By the time you get back to Toronto, your husband on crutches behind you, she's gone. Her internship is over and she's moved on to the next stage of her training.

And it's for the best. Because you need to be here for Nick and you can't tell him that you don't love him anymore right now. Not while the doctors are still trying to determine whether he'll ever walk on his own again.

Because this is your life, the one you signed up for when you inked your name onto the marriage license.

She didn't sign up for anything.

Slowly, Nick recovers, and he tells you his plans for the future. The academy, the force, the uniform.

And he tells you he knows it's over. That your marriage was a mistake made in a moment of desperation, a decision made in reaction to the fear of losing each other. That you've always been better friends than romantic partners.

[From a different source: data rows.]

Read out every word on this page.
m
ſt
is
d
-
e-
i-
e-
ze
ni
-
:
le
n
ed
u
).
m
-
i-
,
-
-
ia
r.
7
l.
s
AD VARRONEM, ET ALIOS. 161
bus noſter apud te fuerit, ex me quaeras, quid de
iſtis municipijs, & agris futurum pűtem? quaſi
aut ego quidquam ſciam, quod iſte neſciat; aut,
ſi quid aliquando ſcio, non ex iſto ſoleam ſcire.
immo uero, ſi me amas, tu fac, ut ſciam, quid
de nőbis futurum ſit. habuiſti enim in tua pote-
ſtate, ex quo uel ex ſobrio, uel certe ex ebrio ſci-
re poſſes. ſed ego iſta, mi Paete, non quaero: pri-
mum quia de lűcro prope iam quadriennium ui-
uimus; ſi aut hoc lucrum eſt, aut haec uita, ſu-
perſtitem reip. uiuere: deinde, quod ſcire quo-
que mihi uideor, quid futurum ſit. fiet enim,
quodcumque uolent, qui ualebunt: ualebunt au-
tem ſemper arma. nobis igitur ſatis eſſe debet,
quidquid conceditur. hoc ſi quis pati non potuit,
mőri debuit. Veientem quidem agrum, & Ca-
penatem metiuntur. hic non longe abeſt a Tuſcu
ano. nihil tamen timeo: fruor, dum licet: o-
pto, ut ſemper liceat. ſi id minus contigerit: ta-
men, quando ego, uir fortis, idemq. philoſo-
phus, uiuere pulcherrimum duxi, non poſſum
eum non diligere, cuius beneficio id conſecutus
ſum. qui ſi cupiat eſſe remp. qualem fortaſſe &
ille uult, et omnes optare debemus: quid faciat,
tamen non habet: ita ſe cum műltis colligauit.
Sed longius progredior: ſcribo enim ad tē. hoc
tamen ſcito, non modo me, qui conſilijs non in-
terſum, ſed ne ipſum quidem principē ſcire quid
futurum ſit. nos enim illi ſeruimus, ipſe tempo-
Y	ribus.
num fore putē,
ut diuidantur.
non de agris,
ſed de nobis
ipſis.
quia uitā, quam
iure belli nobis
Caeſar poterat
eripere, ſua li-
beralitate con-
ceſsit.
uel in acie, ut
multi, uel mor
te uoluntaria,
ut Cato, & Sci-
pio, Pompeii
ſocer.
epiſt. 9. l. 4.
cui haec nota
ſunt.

It feels good to nod and agree. To finally acknowledge what you've known, what you've both known, since almost the very beginning.

You start the divorce proceedings, and he moves into the second bedroom, and suddenly he's your roommate and your best friend again, exactly how it started the first time, and everything seems to be going right again.

After the paperwork comes through, right after he starts as a rookie in your division, you tell him about the girl. The one you could smell on you all through that terrifying flight to Germany. You tell him about Holly and how amazing she was, how she made you feel right in your own skin for the first time ever.

You don't know what you expect, but it's not a clap on the back and an easy smile. You'd forgotten how much he's only ever wanted the best for you, your ex-husband, how he's only ever wanted you to be happy.

And Nick gets his tie cut, and the two of you find your own apartments, and then one day the two of you are paired up at a body dump in the middle of the woods when a woman in an ugly green coat tries to slip past you towards the remains.

"Holly," you say, seeing that familiar grin, and Nick looks over at the two of you, recognizing the name immediately.

Out of the corner of your eye, you see him give you a thumbs up and that stupid, approving smile guys get when they check out each other's women. "Way to go," he mouths, and you flip him off, your stupid, idiotic ex-husband, your best friend.

"Holly," you take a deep breath and repeat, "you free after this?"